Proportion of children attending school by borough since September (primaries/secondaries)
- Bolton – 86.3% / 74%
- Bury – 86.9% / 78.7%
- Manchester – 84.9% / 79.6%
- Oldham – 84.9% / 71.3%
- Rochdale – 84% / 70.1%
- Salford – 86.7% / 77.6%
- Stockport – 89.6% / 82.4%
- Tameside – 89.5% / 81.9%
- Trafford – 90.4% / 87.4%
- Wigan – 88.2% / 75.3%
Councils with some of the worst attendance rates have responded to the figures and stressed what a ‘challenging time’ it’s been for schools this term.
Councillor Kieran Heakin, Rochdale Council’s cabinet member for children’s services, said: “This has been an extremely challenging time for schools who have managed incredibly in a borough where we have seen consistently high rates of Covid-19.
“Everyone is committed to pupils being in school but the safety of everyone and stopping the spread must remain a priority for us all. Where bubbles are sent home for isolation schools have put in place remote learning for pupils.
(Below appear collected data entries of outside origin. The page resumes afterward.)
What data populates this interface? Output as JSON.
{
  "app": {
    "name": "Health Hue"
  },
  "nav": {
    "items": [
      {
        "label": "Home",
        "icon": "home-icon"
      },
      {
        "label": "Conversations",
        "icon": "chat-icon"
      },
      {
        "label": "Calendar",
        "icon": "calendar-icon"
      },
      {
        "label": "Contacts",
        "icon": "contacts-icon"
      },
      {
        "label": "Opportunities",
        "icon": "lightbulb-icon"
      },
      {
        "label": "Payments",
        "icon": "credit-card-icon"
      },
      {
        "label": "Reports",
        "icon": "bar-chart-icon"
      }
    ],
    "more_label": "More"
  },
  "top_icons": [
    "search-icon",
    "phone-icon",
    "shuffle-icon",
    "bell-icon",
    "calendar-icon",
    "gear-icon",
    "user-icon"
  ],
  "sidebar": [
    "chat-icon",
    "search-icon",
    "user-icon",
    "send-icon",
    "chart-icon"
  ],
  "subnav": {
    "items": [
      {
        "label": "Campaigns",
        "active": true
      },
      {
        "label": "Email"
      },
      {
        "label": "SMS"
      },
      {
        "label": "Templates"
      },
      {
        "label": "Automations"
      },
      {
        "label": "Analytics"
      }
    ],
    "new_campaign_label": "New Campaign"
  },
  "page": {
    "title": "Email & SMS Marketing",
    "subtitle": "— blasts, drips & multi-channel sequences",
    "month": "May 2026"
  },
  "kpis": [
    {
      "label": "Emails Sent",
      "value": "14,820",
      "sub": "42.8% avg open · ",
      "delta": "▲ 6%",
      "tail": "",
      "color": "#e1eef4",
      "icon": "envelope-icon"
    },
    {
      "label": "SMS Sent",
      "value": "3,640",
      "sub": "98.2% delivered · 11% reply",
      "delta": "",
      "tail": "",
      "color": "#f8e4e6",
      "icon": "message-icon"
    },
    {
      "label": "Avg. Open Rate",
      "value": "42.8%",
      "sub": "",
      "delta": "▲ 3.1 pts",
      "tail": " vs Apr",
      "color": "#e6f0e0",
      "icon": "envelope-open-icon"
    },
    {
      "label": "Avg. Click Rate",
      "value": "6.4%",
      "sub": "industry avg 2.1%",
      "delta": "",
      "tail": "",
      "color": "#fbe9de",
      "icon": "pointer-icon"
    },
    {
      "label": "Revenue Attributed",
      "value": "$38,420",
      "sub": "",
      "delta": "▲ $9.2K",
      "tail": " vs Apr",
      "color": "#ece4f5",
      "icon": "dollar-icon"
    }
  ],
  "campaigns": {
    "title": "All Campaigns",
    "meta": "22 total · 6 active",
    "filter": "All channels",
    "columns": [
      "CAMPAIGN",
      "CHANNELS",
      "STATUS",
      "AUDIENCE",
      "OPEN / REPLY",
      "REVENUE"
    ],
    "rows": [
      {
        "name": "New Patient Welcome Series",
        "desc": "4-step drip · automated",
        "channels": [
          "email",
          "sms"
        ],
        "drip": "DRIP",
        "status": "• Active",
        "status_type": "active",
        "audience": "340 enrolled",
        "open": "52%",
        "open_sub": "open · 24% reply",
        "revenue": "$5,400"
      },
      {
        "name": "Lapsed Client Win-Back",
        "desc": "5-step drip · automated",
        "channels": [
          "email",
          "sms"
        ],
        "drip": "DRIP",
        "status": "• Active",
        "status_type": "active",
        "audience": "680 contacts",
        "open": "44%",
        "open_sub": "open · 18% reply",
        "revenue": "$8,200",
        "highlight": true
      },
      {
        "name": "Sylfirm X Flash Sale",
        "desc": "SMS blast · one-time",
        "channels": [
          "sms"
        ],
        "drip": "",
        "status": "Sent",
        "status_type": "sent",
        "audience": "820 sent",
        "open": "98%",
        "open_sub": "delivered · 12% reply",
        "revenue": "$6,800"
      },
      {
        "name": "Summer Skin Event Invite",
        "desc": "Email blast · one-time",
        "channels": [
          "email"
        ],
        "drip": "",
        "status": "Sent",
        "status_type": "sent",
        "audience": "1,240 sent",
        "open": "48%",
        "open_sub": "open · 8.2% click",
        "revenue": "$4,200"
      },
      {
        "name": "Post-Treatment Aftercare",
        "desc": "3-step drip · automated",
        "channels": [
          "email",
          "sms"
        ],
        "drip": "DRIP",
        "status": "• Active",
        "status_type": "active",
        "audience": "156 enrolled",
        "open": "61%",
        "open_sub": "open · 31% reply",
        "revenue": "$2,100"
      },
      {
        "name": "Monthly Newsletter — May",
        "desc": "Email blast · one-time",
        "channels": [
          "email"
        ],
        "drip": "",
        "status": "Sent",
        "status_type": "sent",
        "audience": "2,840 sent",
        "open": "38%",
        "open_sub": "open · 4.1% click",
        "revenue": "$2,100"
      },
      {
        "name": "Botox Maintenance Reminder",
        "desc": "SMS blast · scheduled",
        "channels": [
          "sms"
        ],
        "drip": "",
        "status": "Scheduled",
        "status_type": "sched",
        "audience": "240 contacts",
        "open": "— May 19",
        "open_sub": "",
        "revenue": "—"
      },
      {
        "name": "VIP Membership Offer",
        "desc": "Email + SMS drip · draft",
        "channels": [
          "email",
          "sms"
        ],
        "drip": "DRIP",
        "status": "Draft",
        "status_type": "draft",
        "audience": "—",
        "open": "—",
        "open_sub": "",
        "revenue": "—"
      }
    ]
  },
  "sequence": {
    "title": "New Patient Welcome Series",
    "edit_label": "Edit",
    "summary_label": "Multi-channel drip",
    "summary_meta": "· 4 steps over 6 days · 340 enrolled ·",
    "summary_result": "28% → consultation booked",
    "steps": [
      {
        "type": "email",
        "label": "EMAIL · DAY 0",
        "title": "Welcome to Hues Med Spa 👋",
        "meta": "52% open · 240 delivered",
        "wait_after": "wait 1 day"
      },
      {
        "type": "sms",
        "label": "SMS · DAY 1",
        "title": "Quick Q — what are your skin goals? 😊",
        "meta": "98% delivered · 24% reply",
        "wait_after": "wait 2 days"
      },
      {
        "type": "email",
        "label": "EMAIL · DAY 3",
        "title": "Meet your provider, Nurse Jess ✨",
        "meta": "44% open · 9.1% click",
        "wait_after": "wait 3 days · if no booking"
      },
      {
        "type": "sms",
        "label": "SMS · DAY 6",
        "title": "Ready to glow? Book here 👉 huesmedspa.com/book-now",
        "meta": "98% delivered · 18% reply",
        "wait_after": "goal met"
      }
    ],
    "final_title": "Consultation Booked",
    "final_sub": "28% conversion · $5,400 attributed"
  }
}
“We’ve made strong progress with attendance recently, overall our attendance is higher than the national average at over 85%, in primary schools we’re now at over 90% which is above the national average and in secondary we’re in line with the national average at 76%.”
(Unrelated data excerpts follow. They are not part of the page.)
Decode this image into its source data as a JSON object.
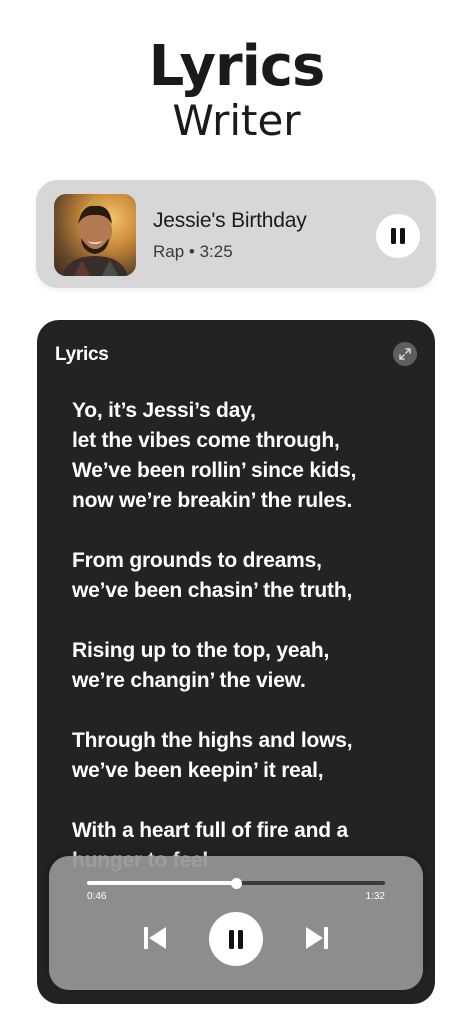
{
  "header": {
    "title": "Lyrics",
    "subtitle": "Writer"
  },
  "now_playing": {
    "title": "Jessie's Birthday",
    "meta": "Rap • 3:25",
    "cover_icon": "album-cover-photo",
    "pause_icon": "pause-icon"
  },
  "lyrics": {
    "label": "Lyrics",
    "expand_icon": "expand-icon",
    "stanzas": [
      [
        "Yo, it’s Jessi’s day,",
        "let the vibes come through,",
        "We’ve been rollin’ since kids,",
        "now we’re breakin’ the rules."
      ],
      [
        "From grounds to dreams,",
        "we’ve been chasin’ the truth,"
      ],
      [
        "Rising up to the top, yeah,",
        "we’re changin’ the view."
      ],
      [
        "Through the highs and lows,",
        "we’ve been keepin’ it real,"
      ],
      [
        "With a heart full of fire and a",
        "hunger to feel"
      ]
    ]
  },
  "player": {
    "elapsed": "0:46",
    "total": "1:32",
    "progress": 0.5,
    "prev_icon": "skip-previous-icon",
    "play_icon": "pause-icon",
    "next_icon": "skip-next-icon"
  },
  "colors": {
    "background": "#ffffff",
    "card": "#d7d7d7",
    "panel": "#232323",
    "player": "#969696",
    "accent": "#ffffff"
  }
}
In Oldham, the council said that ‘consistently high levels of Covid have affected school attendance during the autumn term’ and said that despite recent improvements, that could all change following the Christmas break.
A spokesperson said: “Department for Education data shows that the proportions of staff and pupils who have had to isolate in Oldham have regularly been among the highest in Greater Manchester and nationally.
“Our schools and academies have worked closely with public health and education officers to minimise the numbers of staff and pupils who need to isolate by rigorously identifying close contacts of any positive cases. This has sustained attendance under very challenging circumstances.
“In terms of statistics, the community infection rate peaked at around 750 per 100,000 this term, amongst the highest in the country. During this period, we recorded over 1,600 positive cases in school pupils and staff.
“We welcome the latest figures which show a reduction in community infection rates and improved attendance figures. It is not possible to predict what will happen in the new year following greater mixing during the school holidays.”
Bury Council said recent attendance figures have improved there too, with a spokesman saying: “Our schools, like those across the land, have been hit by coronavirus and a significant number of children and young people have missed face-to-face learning throughout the autumn term.
“The numbers will reflect the wider infection rate in the community, with Bury currently having the highest rate in Greater Manchester.
“However, we have been able to limit the number of children that have had to self-isolate through having effective measures in place.
“The situation has also improved considerably. Last week, around 450 children were required to self-isolate, compared with a peak of 2,200 in late October. This is out of a total pupil roll of 29,000, which compares very well with other GM districts.”